It was too late--the next instant the pony was galloping. The penalty is that you have to pull up, and make the wheels turn in the opposite direction, and I just threw the pony on his haunches. He nearly came back into the cart, but the tremendous jerk gave the backward turn to the wheels and I was off again. Not even that kept the people back. Mrs.

Le Bretton came alongside again to say something else to me, and I suddenly felt half mad from the clatter and the frightful strain of the pony on my arms.

"D----n it all! Le Bretton!" I yelled, as the pony broke for the second time, "can't you keep your wife away!"

They did let me alone after that--turned off the road and took a scoop across the plain, so as to come up with me at the finish--and I pulled myself together to do the last couple of miles. I could see that Cashmere gate and the Delhi walls ahead of me; 'pon my soul I felt as if they were defying me and despising me, just standing waiting there under the blazing sky, and they never seemed to get any nearer. It was like the first night of a fever, the whizzing of the wheels, the ding-dong of the pony's hoofs, the silence all round, the feeling of stress and insane hurrying on, the throbbing of my head, and the scorching heat.

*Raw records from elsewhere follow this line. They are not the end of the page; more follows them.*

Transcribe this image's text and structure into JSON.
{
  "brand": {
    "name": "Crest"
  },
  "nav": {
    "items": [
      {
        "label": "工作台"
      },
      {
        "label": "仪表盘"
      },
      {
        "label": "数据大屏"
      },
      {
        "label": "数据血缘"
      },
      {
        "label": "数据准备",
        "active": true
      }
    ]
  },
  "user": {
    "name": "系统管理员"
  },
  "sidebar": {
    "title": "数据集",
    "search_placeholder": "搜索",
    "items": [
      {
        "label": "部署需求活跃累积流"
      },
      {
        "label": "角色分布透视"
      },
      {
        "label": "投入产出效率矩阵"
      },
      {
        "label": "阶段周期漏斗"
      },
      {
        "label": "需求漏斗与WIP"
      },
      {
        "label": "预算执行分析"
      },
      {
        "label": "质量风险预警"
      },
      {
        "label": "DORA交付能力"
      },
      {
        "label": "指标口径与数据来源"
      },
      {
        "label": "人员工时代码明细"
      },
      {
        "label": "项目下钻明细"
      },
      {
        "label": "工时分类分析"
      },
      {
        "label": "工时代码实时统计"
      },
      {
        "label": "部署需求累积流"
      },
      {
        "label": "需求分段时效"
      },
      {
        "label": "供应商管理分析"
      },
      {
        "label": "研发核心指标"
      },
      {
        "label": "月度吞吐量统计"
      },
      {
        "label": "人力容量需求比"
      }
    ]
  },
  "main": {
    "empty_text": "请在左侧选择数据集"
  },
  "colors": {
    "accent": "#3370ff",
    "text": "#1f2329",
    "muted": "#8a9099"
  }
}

I'll swear no fever I've ever had was worse than that last two miles.

As I reached the Delhi walls I took one look at the clock. There was barely a minute left.

"By Jove!" I gasped, "I'm done!"

I shouted and yelled to the pony like a madman, to keep up what heart was left in the wretched little brute, holding on to him for bare life, with my arms and legs straight out in front of me. The gray wall and the blinding road rushed by me like a river--I scarcely knew what happened--I couldn't think of anything but the ticking of the clock that I was somehow trying to count, till there came the bang of a pistol over my head.

It was the Cashmere gate, and I had thirteen seconds in hand.

There was never anything more heard of the bagman. He can, if he likes, soothe his conscience with the reflection that he was worth a thousand pounds to me.

But Mrs. Le Bretton never quite forgave me.

AN IRISH PROBLEM

Conversation raged on the long flanks of the mail-car.

An elderly priest, with a warm complexion and a controversial under-lip, was expounding his native country to a fellow-traveller, with slight but irrepressible pulpit gestures of the hand. The fellow traveller, albeit lavender-hued from an autumn east wind, was obediently observing the anaemic patches of oats and barley, pale and thin, like the hair of a starving baby, and the huge slants of brown heather and turf bog, and was interjecting "Just so!" at decent intervals. Now and then, as the two tall brown mares slackened for a bout of collar-work at a hill, or squeezed slowly past a cart stacked high with sods of turf, we, sitting in silence, Irish wolves in the clothing of English tourists, could hear across the intervening pile of luggage and bicycles such a storm of conversation as bursts forth at a dinner-party after the champagne has twice gone round.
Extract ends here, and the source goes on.